In 1867, W. T. Blanford described a new species Callene albiventris obtained by Rev. S. Fairbank from the Palni Hills. Blanford noted the similarity to the Nilgiri form while also noting the geographical isolation of the two forms and relation to species from northeastern India. Eugene Oates in the first edition of The Fauna of British India moved the species back into the genus Brachypteryx stating that they were congeneric with Brachypteryx cruralis while also noting that the young birds were speckled as in true-thrushes like Callene (as represented by the Blue-fronted Robin). Oates also used the name "White-bellied Short-wing". This genus placement was carried on in the second edition of The Fauna of British India (1924) by E. C. Stuart Baker but was demoted into a subspecies on the basis of a specimen collected by T. F. Bourdillon at Mynal which was claimed to be intermediate to the two forms. Claud Buchanan Ticehurst in 1939 reaffirmed the genus placement. This treatment as subspecies was carried forward by Salim Ali and Sidney Dillon Ripley in their "Handbook" until the old two species were restored by P. C. Rasmussen in 2005. In the Birds of South Asia (2005), however they moved the species tentatively into the genus Myiomela based on morphological similarities and pointed out that the placement in Brachypteryx was in error. In 2010, DNA sequence studies suggested an ancient divergence in these two populations and confirmed their elevation to full species. Another 2010 molecular phylogenetics study suggested that the genus Brachypteryx (the taxa sampled however, did not include the peninsular Indian forms) which was earlier thought to belong to the thrush family Turdidae belonged to the Old World flycatcher family Muscicapidae. The type species of Brachypteryx, B. montana, shows strong sexual dimorphism. The genus position was however not settled until 2017 and it was found based on a larger sampling that the species from southern India formed a group that is sister to the flycatchers in the genera Eumyias, Cyanoptila, Niltava, Cyornis and Anthipes. This led to the erection of the new genus Sholicola.

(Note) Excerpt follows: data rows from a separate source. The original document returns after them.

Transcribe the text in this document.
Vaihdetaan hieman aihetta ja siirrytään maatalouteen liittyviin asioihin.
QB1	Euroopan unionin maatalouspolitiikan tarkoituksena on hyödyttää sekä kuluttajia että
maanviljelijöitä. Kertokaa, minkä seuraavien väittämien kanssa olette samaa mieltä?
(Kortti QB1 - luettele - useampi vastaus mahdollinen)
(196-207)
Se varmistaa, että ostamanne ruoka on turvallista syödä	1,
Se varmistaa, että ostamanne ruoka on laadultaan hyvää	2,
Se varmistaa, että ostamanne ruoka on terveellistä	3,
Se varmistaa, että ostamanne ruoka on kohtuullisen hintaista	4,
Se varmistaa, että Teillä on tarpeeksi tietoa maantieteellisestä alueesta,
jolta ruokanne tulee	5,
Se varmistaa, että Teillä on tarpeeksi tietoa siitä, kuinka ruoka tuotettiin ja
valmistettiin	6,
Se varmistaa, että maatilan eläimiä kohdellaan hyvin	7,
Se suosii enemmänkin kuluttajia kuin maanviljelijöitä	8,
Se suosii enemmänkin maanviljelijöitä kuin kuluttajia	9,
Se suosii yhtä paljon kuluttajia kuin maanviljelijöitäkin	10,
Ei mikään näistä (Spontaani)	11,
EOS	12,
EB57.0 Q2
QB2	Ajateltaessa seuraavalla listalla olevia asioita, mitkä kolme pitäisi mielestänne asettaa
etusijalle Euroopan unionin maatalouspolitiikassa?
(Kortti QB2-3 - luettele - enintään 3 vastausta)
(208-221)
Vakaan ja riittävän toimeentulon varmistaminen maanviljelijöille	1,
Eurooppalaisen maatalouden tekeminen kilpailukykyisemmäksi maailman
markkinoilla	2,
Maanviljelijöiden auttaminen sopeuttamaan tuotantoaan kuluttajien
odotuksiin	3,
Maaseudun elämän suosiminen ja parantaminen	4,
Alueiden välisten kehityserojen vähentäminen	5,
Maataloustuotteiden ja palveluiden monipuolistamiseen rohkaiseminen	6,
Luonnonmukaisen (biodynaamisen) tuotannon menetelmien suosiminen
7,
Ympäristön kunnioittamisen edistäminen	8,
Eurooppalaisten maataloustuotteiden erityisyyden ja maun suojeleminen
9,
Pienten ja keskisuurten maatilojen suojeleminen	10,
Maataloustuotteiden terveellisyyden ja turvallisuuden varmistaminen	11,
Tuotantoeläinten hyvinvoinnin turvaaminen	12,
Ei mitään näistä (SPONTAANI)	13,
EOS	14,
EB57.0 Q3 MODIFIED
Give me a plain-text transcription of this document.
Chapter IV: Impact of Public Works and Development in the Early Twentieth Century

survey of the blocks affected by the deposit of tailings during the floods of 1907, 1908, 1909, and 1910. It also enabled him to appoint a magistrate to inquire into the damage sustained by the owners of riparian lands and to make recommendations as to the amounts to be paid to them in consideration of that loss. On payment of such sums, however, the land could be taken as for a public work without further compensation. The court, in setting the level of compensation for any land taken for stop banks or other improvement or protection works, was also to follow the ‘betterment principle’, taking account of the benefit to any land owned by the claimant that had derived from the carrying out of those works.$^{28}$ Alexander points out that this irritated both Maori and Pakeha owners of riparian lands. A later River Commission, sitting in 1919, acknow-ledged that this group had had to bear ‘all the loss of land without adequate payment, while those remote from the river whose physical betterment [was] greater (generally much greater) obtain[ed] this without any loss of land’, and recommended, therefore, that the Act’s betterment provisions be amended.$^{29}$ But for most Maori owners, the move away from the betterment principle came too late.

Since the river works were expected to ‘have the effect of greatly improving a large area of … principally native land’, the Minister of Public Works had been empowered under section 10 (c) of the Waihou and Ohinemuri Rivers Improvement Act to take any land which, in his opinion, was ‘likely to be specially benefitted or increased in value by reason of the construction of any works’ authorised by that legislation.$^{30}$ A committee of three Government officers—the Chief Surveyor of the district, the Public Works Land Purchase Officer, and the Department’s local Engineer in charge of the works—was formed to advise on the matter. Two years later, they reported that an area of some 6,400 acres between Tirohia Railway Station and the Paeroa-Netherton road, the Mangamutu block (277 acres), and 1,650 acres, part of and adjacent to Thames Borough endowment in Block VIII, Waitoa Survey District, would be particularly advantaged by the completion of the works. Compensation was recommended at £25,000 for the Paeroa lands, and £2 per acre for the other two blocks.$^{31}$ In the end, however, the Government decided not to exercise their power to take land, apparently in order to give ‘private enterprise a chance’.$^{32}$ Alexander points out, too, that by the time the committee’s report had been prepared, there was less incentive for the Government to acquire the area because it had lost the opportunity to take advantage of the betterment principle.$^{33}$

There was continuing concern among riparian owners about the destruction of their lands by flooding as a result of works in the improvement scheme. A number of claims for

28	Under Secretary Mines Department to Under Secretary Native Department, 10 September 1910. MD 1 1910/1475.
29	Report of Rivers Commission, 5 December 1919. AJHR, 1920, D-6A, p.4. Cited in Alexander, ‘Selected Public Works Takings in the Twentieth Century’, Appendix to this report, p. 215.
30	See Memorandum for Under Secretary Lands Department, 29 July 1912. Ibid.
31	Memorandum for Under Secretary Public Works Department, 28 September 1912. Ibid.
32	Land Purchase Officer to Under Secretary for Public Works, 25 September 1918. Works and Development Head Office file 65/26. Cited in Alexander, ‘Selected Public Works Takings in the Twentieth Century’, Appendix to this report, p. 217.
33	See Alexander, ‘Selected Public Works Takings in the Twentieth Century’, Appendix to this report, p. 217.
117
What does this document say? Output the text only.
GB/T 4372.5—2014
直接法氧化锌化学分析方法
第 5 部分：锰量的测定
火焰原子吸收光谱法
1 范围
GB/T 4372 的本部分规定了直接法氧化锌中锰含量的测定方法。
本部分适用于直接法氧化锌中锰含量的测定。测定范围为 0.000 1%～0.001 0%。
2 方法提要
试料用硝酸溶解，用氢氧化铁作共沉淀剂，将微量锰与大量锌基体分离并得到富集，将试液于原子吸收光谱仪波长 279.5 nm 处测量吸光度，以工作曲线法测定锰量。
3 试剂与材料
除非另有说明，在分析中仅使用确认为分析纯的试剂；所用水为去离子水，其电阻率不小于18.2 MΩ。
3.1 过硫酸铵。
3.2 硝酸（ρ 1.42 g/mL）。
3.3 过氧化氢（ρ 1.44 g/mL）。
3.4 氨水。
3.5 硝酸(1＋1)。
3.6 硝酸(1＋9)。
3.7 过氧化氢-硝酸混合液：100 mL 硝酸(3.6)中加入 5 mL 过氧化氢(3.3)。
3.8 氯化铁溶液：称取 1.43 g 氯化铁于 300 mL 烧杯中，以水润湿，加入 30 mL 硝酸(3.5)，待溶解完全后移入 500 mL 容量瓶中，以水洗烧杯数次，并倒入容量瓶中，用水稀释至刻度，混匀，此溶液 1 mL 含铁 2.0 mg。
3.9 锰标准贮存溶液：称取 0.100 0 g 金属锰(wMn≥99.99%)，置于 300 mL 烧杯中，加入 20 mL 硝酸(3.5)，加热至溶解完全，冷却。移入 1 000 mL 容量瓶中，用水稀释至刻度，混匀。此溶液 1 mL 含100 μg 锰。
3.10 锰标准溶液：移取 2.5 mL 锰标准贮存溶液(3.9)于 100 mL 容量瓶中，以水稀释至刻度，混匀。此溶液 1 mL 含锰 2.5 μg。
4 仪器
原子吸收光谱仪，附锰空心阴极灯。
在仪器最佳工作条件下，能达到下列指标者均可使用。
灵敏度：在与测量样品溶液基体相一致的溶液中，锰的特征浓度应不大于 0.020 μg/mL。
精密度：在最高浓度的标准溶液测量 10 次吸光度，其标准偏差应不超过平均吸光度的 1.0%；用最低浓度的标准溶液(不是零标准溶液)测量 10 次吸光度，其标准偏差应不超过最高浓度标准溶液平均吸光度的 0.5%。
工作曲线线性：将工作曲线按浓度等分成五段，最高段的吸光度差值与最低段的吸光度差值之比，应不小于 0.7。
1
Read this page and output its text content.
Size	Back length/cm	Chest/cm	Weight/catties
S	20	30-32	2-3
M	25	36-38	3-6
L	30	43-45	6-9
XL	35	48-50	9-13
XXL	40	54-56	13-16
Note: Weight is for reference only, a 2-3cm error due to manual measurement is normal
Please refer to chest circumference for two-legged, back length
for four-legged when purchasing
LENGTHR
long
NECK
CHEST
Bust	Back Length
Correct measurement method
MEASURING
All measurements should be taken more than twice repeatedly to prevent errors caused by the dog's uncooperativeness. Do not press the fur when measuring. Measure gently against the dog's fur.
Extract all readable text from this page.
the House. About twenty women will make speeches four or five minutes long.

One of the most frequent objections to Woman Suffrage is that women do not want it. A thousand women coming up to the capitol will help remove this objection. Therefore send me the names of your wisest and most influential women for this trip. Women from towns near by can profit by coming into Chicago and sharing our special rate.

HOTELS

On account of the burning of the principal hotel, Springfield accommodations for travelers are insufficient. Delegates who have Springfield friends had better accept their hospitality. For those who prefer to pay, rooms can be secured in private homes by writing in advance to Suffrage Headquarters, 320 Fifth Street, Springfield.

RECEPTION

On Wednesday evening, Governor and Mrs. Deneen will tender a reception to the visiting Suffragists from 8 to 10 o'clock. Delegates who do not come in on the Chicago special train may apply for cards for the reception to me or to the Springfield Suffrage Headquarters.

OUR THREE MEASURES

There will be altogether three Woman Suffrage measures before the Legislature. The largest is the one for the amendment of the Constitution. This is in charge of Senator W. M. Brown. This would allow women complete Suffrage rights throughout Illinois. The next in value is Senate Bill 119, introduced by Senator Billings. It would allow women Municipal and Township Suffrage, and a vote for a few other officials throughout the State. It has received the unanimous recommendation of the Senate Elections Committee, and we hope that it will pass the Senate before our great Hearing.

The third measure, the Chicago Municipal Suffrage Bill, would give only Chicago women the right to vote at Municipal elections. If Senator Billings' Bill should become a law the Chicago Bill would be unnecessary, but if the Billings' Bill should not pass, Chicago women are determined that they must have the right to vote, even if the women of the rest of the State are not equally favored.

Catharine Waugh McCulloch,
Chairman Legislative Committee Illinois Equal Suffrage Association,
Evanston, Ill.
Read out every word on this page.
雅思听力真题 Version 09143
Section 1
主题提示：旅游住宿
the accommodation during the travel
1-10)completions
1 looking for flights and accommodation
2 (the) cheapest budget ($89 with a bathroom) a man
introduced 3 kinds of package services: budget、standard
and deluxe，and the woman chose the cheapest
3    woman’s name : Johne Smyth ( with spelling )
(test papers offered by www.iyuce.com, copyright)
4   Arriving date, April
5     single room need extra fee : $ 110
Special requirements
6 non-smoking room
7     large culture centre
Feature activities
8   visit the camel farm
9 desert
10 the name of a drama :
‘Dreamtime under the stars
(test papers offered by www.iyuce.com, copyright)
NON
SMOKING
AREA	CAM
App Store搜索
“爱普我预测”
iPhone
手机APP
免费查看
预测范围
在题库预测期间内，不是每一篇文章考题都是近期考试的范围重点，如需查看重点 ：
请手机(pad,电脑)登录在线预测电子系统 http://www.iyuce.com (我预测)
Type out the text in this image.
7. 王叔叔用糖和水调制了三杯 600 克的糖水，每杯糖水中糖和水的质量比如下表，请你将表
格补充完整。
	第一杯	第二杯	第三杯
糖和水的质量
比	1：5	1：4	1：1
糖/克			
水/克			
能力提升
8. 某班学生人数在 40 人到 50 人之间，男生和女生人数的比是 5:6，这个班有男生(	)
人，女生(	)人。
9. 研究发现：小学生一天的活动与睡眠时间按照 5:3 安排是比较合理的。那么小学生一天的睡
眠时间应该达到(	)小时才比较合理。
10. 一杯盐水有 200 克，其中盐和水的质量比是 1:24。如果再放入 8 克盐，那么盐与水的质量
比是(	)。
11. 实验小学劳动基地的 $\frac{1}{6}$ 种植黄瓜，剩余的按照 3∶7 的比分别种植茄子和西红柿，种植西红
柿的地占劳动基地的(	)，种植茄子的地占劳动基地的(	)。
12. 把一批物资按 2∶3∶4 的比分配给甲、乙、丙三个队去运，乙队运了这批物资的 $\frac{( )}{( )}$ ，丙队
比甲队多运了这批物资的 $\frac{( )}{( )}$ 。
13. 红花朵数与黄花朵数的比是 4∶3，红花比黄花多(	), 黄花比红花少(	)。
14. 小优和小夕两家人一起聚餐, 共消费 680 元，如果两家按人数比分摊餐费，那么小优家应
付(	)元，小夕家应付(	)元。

==Habitat and distribution==
The natural habitat of the white-bellied blue robin is forest patches in the valleys of high altitude grasslands known as sholas. The species has been found to occur only above 1200 m altitude in the higher hill ranges of southern India. These forest patches are highly restricted in size and the species is thus threatened by habitat loss.

Populations are mainly in the Anaimalai and Cardamom Hills, both south of the Palghat gap. The population in the Ashambu hills has been described as a new species Ashambu blue robin (Sholicola ashambuensis) which differs slightly in coloration and is estimated to have diverged from a common ancestor about 1.24 - 0.49 million years ago.

==Behaviour and ecology==
These birds are found in dense forest in the dark lower canopy and forest floor. They are skulking but can be confiding. They call frequently with tit-like notes and harsh rattles. The song of S. albiventris is said to have a higher pitched and more musical song. Birds have been noted to moult their tail feathers in the beginning of June. Little is known of their dispersal, longevity and other aspects of life history although more than 133 birds have been ringed.

Two greyish green and brown-marked eggs are laid during the breeding season that varies from April to June, after the rains. The nest is placed in a tree hole or placed on a bank and is made of moss and fibrous roots and placed low over the ground.